How the business started
The idea of the furniture business came to Kuzhakov all of a sudden. One day his brother gave him old furniture and while being at the station Kuzhakov built a small locker, which he sold on the same day. “Aha! I’ll be a furniture maker,” he thought.
He registered a business and got his first big order to build furniture for a dormitory in a workers’ camp. Together with his brother and another assistant, Kuzhakovproduced beds, lockers, and seats during long evenings at the technical station building.
“I earned $1,331 for that order. It was quite good revenue back then in 2002. I decided to use that money as leverage and bought some new machine tools. Also, I sent an application to a business incubator, which had been run by a local oil company,” he said.
He got a small shop from the incubator free of charge and expanded his product line with small kitchen tools in ethnic style. It helped to stay afloat but didn’t pay much. Therefore, Kuzhakov tried to get a really big order from the local administration.
“When I offered our akim (mayor) to make furniture for him, he was not sure whether he could rely on me or not. However, he gave me a test order and was happy with the result he got. Since then we have been implementing orders from schools, kindergartens, and dormitories,” added Kuzhakov.
After a while, Gibatat furniture became well-known for good quality and design throughout the entire region: Uralsk, Atyrau, Aktobe and Mangystau. The company bought new machines and equipment and had grown rapidly. At the same time, 21 employees of 35 were disabled people.
Socially oriented business
“Several years ago it was almost impossible in Kazakhstan to find a job if you are a disabled person. In 2018 a new law was adopted and now every company is obliged to hire such people if they want to work. But I have personally hired disabled people long before it became a law. I know very well that invalids would not survive without a job,” he said.
After Kuzhakov met a mother of a child with cerebral palsy, he got to know that this type of child needs a so-called verticalizer or stand frame to help a disabled child sit or stand. A Russian-made apparatus costs about $3,400 on average, so he decided to produce them on his own.
During this endeavor, Kuzhakov’s team have carefully reviewed various types of stand frames, talked to orthopedists and designed 34 new models of apparatus. Even though they cost just about $280 per piece, Kuzhakov didn’t sell most of them. Instead he has been donating them to those who need them. As a result, 75% of children with cerebral palsy in Uralsk have already been using these tools, and 240 more wait for an apparatus.
Crisis and role of the state
According to the entrepreneur, he received no help from the government except a grant from the DamuFoundation. He used that money to purchase a laser machine for his company.
“There are no excuses for disabled entrepreneurs in Kazakhstan. No matter if you have no legs you should work as any other healthy man does because a customer needs a result.

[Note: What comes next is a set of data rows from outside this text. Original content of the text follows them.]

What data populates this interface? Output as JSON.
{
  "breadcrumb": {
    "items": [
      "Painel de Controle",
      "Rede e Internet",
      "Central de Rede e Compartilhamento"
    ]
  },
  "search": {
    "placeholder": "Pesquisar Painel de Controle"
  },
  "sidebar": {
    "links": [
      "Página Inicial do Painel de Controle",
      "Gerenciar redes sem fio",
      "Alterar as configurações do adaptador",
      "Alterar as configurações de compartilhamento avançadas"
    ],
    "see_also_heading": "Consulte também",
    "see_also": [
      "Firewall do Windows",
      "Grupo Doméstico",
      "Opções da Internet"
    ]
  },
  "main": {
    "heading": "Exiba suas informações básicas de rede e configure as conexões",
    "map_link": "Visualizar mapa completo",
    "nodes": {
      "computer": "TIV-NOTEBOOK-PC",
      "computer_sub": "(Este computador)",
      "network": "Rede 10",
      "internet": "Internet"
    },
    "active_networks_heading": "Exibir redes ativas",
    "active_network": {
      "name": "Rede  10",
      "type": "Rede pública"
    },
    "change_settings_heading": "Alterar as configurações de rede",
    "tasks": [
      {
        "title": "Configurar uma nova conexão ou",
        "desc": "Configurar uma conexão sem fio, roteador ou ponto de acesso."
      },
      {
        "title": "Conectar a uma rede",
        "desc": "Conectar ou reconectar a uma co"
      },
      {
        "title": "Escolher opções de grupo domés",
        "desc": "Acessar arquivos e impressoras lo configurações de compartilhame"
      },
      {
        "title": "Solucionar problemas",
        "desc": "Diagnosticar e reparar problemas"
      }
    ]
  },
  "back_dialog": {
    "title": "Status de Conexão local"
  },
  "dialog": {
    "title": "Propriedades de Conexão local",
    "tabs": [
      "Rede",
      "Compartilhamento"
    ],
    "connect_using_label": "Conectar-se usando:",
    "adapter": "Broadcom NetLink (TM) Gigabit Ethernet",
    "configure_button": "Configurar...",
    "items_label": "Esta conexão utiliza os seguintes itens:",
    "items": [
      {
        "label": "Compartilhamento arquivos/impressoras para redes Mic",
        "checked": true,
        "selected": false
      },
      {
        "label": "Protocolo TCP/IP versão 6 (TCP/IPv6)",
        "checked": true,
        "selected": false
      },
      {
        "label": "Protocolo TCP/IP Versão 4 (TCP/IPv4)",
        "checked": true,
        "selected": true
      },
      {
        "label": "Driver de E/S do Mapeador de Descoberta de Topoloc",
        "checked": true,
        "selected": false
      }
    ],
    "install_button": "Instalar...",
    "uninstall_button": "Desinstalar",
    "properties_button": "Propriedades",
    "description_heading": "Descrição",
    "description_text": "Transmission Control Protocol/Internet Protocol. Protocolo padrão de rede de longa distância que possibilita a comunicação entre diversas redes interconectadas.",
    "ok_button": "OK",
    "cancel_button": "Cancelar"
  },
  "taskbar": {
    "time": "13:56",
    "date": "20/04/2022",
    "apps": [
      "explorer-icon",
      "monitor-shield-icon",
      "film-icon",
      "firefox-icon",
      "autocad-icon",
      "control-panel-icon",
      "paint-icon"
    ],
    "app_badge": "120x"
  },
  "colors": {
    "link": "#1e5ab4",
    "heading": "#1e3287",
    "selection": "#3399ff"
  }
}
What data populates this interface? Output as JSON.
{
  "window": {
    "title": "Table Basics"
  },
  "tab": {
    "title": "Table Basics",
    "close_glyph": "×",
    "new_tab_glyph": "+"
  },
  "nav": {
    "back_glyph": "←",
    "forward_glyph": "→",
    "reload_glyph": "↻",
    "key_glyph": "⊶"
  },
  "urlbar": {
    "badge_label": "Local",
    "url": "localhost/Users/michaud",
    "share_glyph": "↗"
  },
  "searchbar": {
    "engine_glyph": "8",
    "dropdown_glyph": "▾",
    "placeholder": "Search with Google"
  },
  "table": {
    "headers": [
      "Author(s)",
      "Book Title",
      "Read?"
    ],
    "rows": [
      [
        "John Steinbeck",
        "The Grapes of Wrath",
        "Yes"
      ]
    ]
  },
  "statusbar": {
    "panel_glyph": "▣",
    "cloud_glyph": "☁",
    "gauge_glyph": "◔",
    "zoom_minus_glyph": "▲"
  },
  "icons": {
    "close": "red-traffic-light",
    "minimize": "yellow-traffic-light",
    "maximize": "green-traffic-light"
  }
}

I do not mind working with no benefits but I don’t want additional obstacles. There are a lot of them for the disabled,” he added.
First of all entrepreneurs with disabilities could not rely on loans. Commercial banks avoid loaning such a category of people because in any controversial situation a court would support the disabled person, not a bank’s call.
It’s not an easy task to develop a business with no financial leverage. For example, Gibadat still has no room in possession. Kuzhakov’s company pays $1,170 per month for everything it needs: the workshop, shop, and office. The businessman even sold his own house and a car to get enough money for new production equipment.
The COVID-19 pandemic has also hit the business. Now there are just 12 employees in the company.
“This spring we had won a bid and had to produce furniture for school but since then, the spring prices for materials have risen by 50%. We asked a customer to negotiate some changes to the contract but he refused to do so. As a result, we decided to complete that order with almost no revenue,” the entrepreneur said.
However, Kuzhakov is still optimistic. He is going to restore his potential and expand the product line. If disabled people are able to take a loan for their business, it would be just great, he says.